Фёдор стал подниматься на холм и очень скоро растворился вместе со щукой в закатном солнце, но Гавриил не смотрел ему вслед, он был занят рекой и небом, небом и рекой.
– Иван Кузьмич!
– Что?
– Не могу я так больше, на шее у вас сидеть, мне нужно что-то делать.
– А что можешь делать?
– Не знаю.
– Ты только второй день с нами, и то – от тебя пользы больше, чем убытку. Ты не торопись, не гони лошадей. Побудь так, ни в чём, по деревне походи, глядишь, кому-нибудь твоя помощь и понадобится, умение твоё откроется. Посмотри, послушай. А что совесть мучает – это хорошо.
В эту ночь Фёдор спал беспокойно. Ему снилось, что он падает с крыши многоэтажного дома в картофельное поле. На поле сидит птица и держит в клюве таракана. Таракан двигает лапками и пытается вырваться. Птица кладёт таракана Фёдору в рот и говорит: «Ешь». Фёдор жуёт. Таракан по вкусу напоминает петуха из обеденного супа, только между зубов застряли его железные лапки. Фёдор долго достаёт лапки, но они прочно сидят в дёснах и дёсны болят. Фёдор дергает лапки изо всех сил, и у него изо рта – идёт густая дурно пахнущая кровь.
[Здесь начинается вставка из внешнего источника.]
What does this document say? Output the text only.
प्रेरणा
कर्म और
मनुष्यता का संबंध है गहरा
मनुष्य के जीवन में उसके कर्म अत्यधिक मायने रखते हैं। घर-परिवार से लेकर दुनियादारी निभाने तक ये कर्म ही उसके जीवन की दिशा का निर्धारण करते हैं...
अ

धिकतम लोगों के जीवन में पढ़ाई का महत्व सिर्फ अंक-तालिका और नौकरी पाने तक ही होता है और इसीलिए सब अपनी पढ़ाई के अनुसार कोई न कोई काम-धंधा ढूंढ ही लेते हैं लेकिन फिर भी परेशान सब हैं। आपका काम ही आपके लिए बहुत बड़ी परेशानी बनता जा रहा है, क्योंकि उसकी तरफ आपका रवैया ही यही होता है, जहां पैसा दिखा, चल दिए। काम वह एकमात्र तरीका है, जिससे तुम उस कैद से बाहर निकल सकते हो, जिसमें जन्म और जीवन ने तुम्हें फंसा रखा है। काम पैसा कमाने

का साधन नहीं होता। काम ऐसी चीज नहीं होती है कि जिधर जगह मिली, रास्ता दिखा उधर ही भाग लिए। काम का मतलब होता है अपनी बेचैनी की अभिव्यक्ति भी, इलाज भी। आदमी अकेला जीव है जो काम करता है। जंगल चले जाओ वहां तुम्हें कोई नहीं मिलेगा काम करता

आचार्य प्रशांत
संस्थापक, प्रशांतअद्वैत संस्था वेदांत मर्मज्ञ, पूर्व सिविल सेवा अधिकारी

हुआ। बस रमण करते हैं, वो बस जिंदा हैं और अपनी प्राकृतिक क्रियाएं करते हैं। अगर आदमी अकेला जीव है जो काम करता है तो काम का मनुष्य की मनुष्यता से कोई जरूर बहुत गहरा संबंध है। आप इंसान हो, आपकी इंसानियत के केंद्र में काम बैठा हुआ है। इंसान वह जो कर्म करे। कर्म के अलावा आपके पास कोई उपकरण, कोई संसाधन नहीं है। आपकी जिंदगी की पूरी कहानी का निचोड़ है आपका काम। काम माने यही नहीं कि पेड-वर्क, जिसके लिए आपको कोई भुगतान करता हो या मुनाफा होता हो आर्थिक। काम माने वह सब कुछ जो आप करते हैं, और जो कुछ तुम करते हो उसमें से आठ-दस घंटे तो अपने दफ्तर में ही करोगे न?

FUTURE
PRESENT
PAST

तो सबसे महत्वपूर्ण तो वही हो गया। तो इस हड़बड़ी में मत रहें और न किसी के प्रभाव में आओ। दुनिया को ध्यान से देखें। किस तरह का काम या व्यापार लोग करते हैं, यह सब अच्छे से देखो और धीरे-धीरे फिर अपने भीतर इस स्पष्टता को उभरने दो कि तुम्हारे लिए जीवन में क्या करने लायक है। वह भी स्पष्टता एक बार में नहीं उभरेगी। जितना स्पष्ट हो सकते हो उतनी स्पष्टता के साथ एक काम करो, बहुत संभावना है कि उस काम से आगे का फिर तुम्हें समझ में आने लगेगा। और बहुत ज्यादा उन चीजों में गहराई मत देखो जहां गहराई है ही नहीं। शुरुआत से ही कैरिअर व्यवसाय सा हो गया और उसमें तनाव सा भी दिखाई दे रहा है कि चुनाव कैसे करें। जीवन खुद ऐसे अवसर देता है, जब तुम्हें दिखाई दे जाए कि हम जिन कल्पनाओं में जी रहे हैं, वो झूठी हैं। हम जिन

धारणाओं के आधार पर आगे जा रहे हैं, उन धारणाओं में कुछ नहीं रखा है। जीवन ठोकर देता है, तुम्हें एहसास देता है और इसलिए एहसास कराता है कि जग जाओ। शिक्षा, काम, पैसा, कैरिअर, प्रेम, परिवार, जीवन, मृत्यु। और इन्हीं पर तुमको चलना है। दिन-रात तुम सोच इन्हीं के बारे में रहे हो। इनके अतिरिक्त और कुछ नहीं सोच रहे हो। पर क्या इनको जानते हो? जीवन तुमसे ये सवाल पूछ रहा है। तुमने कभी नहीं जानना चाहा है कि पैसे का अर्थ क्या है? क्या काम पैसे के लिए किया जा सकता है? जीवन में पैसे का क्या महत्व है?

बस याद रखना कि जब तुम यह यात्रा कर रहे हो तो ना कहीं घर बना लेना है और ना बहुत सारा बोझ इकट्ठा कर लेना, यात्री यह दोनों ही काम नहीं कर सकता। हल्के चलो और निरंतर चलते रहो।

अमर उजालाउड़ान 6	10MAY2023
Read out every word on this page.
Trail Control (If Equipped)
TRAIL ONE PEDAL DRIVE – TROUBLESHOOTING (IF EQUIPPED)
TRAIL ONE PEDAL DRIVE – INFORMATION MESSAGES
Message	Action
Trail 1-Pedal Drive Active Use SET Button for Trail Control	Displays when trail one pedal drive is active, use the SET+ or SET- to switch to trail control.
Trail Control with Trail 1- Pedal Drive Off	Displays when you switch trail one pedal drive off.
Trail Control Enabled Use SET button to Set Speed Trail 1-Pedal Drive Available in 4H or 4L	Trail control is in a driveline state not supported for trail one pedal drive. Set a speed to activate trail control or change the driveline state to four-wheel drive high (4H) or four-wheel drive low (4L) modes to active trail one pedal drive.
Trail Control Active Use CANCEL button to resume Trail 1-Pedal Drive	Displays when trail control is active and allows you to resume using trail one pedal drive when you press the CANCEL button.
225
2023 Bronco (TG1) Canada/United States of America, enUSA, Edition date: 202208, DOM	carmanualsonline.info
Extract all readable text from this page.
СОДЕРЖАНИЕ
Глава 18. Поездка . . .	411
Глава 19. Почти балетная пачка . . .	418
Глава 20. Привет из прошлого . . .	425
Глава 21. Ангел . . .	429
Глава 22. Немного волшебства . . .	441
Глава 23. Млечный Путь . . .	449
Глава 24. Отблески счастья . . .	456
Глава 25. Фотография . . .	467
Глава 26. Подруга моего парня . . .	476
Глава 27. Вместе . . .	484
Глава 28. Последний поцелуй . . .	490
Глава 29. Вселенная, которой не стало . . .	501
Он проснулся и долго лежал в темноте. Было пусто и больно там, где, наверное, находится душа. Неожиданно он услышал гул в ушах. Он нарастал. Воздуха не хватало. С четырёх сторон к дому подошли ангелы. Двое встали возле крыльца, двое – возле кровати, на которой лежал Фёдор. Фёдор понял, что пришли за ним, но внезапность наступающей смерти поразила его. «Я не готов», – думал он. Он закричал, как ему показалось громко, сполз с кровати, и корчился на полу во внезапных судорогах. Иван Кузьмич подскочил немедленно, разбудил Надю, и они вызвали скорую. Как ни странно, сам процесс агонии был весёлым, и чем ближе он был к концу, тем радостней ему становилось.
– Приехали, – сказал Кузьмич, – как быстро приехали!